Among the priests who lived at the Villa during the 1990s, according to the grand jury report and Archdiocese records, were:

* Thomas F. Shea, who admitted to having had "genital contact" with a fifth-grade altar boy and another boy in the 1970s, according to the Philadelphia grand-jury report;

* William T. Joseph, accused of sexually abusing a fifth-grade rectory worker in the 1970s;

* Pasquale R. Catullo, accused of sexually abusing a female student at Archbishop Kennedy High School in the 1960s;

* Michael W. Swierzy, who pleaded guilty in 1998 to corruption of minors and was sentenced to five years' probation. Swierzy died in 2005.

Senior said that the Villa's practice of hiring high-school students has been discontinued and that the travel restrictions on priests began in earnest when the prayer-and-penance program took effect in February 2005.

"We understand this situation in a completely different light," Senior said.

The Archdiocese hired outside consultants to conduct risk assessments of the 20 priests at the Villa who it believes to have abused minors and to develop a customized treatment program for each.

"If you're going to be in this program, you need to recognize that you're going to be monitored," Senior said.

Priests at the Villa, situated between the St. Francis Country House nursing facility and Mercy Fitzgerald Hospital, receive a small pension, and their living expenses are covered by the Archdiocese.

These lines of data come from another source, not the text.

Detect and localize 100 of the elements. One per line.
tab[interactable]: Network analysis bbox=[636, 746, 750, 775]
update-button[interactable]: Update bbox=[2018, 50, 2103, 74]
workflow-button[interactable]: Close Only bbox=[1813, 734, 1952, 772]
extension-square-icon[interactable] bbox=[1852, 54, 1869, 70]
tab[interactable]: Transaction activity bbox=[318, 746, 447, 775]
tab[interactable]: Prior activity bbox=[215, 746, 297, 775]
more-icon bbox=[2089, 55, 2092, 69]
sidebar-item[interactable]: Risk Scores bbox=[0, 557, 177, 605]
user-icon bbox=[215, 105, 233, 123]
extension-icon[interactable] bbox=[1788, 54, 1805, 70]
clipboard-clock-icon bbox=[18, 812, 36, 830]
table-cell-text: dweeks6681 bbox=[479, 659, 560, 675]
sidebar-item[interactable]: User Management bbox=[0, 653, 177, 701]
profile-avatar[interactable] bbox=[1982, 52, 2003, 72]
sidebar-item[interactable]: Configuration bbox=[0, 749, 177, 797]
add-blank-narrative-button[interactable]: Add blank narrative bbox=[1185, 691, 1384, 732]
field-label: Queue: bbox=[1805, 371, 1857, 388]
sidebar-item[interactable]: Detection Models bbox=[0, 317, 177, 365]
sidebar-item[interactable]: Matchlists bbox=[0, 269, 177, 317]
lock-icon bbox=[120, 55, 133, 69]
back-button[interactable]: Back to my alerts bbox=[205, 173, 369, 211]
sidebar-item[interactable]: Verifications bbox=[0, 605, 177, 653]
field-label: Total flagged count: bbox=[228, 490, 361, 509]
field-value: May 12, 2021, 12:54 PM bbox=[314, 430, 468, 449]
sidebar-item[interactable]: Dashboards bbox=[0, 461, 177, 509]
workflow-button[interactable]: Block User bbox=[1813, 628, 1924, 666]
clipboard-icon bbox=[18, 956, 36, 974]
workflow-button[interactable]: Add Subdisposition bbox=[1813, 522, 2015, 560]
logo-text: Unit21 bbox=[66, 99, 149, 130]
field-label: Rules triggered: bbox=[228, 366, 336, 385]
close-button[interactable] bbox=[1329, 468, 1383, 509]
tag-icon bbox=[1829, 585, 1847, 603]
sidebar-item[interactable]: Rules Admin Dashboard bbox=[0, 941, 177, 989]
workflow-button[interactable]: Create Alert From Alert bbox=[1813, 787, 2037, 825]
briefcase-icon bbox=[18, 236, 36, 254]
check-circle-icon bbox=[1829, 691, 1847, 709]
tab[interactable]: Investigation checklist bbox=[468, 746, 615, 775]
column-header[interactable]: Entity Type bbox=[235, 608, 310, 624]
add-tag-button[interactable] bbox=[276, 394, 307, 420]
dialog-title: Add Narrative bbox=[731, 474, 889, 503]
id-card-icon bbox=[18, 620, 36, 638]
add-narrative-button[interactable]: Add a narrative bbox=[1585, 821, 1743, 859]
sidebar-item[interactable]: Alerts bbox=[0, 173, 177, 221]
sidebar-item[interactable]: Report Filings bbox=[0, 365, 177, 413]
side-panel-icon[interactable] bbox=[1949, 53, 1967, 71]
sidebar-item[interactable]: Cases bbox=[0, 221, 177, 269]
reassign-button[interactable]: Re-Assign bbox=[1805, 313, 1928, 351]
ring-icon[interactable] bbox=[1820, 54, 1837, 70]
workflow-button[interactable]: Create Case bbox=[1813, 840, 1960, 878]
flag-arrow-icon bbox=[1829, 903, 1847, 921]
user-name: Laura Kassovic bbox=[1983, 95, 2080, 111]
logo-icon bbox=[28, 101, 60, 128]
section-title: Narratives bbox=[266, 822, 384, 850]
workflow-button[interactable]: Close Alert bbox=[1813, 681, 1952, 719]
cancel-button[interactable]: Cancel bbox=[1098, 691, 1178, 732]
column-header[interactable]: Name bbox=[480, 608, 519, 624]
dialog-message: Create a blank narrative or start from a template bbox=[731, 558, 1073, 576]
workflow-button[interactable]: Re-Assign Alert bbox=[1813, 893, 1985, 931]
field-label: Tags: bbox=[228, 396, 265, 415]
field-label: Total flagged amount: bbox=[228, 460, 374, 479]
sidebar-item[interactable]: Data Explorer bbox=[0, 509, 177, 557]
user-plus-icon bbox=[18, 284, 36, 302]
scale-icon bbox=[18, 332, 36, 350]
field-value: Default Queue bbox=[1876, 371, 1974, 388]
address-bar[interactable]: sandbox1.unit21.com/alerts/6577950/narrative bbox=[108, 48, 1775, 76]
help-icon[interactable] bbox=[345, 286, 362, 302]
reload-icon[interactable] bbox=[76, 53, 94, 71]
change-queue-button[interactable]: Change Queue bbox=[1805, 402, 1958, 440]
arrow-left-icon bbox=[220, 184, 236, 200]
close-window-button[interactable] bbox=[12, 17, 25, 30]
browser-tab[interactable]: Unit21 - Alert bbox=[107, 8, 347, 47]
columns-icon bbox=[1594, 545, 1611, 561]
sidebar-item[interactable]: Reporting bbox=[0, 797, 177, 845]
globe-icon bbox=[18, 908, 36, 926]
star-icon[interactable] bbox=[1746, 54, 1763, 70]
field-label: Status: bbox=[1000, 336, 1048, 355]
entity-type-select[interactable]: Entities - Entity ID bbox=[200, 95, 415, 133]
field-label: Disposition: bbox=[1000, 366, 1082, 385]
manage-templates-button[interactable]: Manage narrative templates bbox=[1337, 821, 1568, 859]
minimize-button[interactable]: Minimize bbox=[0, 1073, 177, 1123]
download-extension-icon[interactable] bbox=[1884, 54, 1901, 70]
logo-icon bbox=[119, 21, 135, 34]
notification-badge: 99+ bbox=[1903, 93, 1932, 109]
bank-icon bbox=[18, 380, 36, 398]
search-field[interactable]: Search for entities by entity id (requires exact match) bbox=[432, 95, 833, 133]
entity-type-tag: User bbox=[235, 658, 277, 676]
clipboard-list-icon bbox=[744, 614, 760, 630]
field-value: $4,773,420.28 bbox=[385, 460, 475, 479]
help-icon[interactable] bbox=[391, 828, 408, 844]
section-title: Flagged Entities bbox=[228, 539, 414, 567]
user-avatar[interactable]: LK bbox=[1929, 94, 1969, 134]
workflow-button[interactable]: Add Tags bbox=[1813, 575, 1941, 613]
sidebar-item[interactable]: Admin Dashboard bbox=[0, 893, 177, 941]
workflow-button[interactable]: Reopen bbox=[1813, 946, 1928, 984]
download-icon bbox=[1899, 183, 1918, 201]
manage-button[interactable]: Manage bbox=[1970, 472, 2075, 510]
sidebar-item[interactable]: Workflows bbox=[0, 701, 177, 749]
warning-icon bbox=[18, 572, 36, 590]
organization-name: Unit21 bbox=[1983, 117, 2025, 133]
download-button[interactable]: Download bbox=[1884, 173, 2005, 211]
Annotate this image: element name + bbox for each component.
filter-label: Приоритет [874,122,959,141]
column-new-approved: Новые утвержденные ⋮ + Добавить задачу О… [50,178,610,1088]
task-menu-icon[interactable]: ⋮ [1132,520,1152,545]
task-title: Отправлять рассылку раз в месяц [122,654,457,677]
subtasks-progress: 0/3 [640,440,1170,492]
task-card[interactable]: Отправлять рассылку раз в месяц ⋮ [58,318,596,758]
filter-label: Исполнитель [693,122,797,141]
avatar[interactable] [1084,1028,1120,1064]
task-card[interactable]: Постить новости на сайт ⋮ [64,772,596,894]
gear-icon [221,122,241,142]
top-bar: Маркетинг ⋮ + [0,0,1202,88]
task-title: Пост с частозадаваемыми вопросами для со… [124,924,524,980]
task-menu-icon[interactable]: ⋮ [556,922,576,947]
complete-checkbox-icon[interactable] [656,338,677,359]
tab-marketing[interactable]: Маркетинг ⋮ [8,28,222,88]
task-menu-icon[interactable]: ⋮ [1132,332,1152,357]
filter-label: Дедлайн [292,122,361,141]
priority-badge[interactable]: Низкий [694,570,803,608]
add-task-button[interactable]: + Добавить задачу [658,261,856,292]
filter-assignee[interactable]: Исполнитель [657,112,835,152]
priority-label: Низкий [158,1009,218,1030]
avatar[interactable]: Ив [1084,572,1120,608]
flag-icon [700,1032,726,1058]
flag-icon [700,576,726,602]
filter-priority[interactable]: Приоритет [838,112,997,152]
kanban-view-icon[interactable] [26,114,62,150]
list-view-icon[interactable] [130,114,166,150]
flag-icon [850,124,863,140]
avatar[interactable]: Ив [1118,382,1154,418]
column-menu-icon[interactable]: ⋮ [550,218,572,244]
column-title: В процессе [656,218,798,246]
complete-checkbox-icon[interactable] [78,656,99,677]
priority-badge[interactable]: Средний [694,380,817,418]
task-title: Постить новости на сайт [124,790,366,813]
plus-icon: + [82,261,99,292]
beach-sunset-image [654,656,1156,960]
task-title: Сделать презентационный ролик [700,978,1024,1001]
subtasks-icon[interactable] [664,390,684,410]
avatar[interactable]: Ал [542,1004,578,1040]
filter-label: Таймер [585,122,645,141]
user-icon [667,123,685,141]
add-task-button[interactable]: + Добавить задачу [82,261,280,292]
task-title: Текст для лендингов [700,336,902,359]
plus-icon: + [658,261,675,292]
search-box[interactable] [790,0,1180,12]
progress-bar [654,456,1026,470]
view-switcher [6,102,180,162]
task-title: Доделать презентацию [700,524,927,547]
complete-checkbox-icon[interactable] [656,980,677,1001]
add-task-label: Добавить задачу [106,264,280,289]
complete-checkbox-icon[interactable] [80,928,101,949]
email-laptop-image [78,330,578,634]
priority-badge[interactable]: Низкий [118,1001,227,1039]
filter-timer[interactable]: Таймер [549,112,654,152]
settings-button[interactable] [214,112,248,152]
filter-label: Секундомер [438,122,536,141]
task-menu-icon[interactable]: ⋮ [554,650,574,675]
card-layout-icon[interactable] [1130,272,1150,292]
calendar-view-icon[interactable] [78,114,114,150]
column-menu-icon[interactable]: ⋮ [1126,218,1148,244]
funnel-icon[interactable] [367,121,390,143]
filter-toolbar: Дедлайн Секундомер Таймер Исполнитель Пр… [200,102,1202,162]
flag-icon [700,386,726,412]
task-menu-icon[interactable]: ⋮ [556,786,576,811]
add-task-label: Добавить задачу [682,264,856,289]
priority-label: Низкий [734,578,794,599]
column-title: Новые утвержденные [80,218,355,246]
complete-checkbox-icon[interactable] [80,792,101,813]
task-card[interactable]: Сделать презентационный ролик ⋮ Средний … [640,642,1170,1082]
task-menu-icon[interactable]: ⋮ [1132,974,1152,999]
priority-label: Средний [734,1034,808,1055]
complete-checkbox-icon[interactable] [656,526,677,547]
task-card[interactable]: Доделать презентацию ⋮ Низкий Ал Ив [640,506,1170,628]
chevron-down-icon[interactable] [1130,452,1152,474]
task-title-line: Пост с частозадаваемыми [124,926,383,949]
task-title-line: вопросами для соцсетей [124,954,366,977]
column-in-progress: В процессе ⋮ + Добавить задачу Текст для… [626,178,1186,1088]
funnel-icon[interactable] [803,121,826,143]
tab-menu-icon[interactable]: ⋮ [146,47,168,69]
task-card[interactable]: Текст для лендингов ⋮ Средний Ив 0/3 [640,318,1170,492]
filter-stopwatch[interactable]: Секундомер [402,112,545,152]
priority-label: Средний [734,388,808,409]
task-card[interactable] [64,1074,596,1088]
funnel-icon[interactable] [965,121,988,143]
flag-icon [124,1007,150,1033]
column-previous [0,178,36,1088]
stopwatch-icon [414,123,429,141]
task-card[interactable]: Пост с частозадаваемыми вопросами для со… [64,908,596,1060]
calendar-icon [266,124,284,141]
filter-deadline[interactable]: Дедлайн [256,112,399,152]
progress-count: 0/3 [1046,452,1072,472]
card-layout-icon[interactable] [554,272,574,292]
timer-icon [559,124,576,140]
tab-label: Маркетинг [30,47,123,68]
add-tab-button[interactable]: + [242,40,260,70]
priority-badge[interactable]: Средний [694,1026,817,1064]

The 20 who have been credibly accused of abusing minors are not permitted to wear clerical clothes and can celebrate Mass within the facility only.

Though the priests are free to leave the Villa on their own, travel requests must be approved in advance. Overnight stays, such as a visit to a relative's home, are "by exception," Senior said.

"They are probably watched as much, if not more, than general probation in Philadelphia," said Mary Achilles, the Archdiocese's victims' advocate.

"It's not a jail," she said, "but it's the closest thing we can do."